If you find a security issue in this repository, please do NOT open a public GitHub issue.

Instead, email andrey@playtronica.com with the subject line Security — [short description].

What to include:

• A short description of the issue.
• Steps to reproduce.
• Affected files or URLs.
• Your suggested fix, if you have one.

You will get a reply within 3 business days. Most issues are resolved within two weeks.

This repository is a static documentation site. The only meaningful surfaces:

• The Next.js build output (HTML, CSS, JS) served from Cloudflare Pages.
• The _redirects file (controls URL rewrites).
• The _headers file (controls HTTP response headers).
• Environment variables consumed at build time (all NEXT_PUBLIC_*).
• The optional WhatsApp feedback widget (env-var-gated).

What is in scope:

• XSS through Markdown-to-HTML rendering.
• Open redirects through _redirects.
• Sensitive header misconfiguration.
• Build-time secret leakage.

What is NOT in scope:

• Issues in third-party services we link to (YouTube, GitHub, Facebook, etc.).
• Issues in the live playtronica.com storefront — that is a separate codebase and a separate report channel.
• Theoretical issues that require an attacker with physical access to a contributor's machine.

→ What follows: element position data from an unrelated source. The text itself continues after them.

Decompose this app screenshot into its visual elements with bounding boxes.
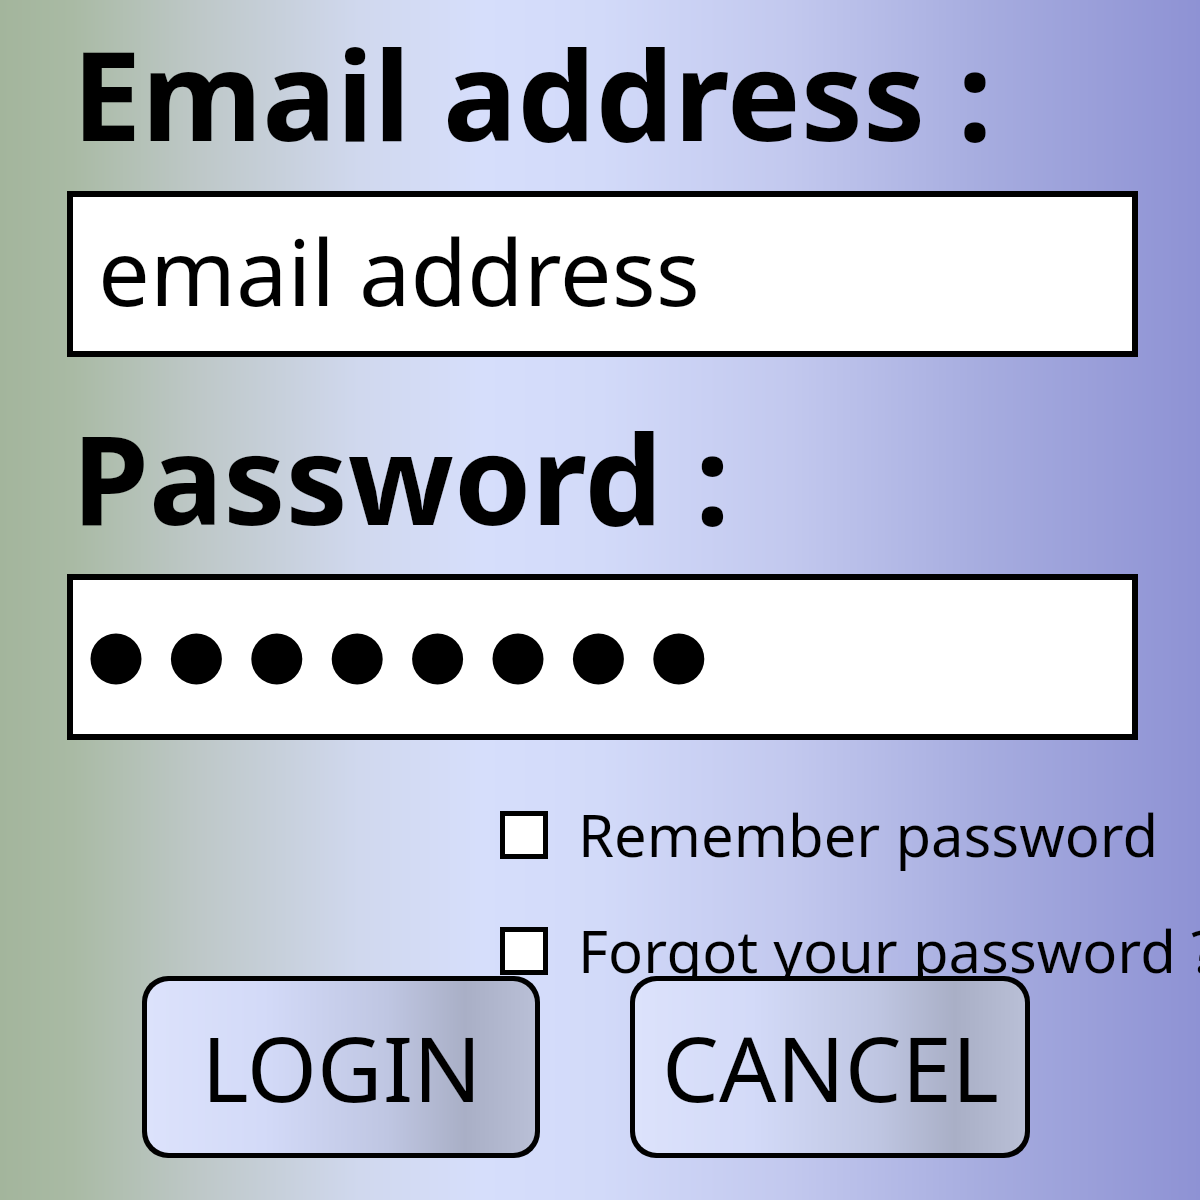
button[interactable]: LOGIN bbox=[147, 981, 535, 1153]
button[interactable]: Password input bbox=[73, 580, 1132, 734]
button[interactable]: Email address input bbox=[73, 197, 1132, 351]
button[interactable]: CANCEL bbox=[635, 981, 1025, 1153]
staticText: Forgot your password ? bbox=[578, 911, 1200, 990]
staticText: CANCEL bbox=[662, 1006, 999, 1129]
button[interactable]: Forgot your password ? bbox=[500, 911, 1200, 990]
staticText: LOGIN bbox=[201, 1006, 482, 1129]
staticText: email address bbox=[98, 208, 700, 333]
staticText: Remember password bbox=[578, 795, 1159, 874]
staticText: Password : bbox=[72, 392, 730, 561]
staticText: Email address : bbox=[72, 8, 993, 177]
button[interactable]: Remember password bbox=[500, 795, 1159, 874]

This site is built with output: export — it is a fully static site. There is no Node.js server, no serverless functions, no runtime API routes, no middleware in production. Cloudflare Pages serves pre-rendered HTML, CSS, JS, and static assets.

This matters when reading npm audit output. Most Next.js advisories target server-side code paths — the Image Optimization API, Server Actions, middleware, the dev server, React Server Component response handling. None of those code paths exist in a static export at runtime, so those advisories are not exploitable for this deployment, even when npm audit lists them.

Our policy:

• Patch and minor updates within the current major version are applied promptly. Next.js is kept current within the 14.2.x line.
• Major version upgrades (for example Next.js 14 → 16) are evaluated during the annual dependency pass described in docs/MONTHLY-REFRESH.md, not rushed, because they carry real breaking-change risk.
• A npm audit finding that only affects server-side code paths is documented here rather than forced, since forcing it would mean a breaking major upgrade for a non-exploitable issue.

If you find an advisory that does apply to static-export output (build-time code execution, a poisoned dependency, an XSS reachable in the shipped HTML/CSS/JS), treat it as in-scope and report it through the channel above.

After a fix ships, the vulnerability is described in CHANGELOG.md under the version it was fixed in. Credit is given to the reporter unless they ask for anonymity.

Thank you for helping keep the help center safe to read.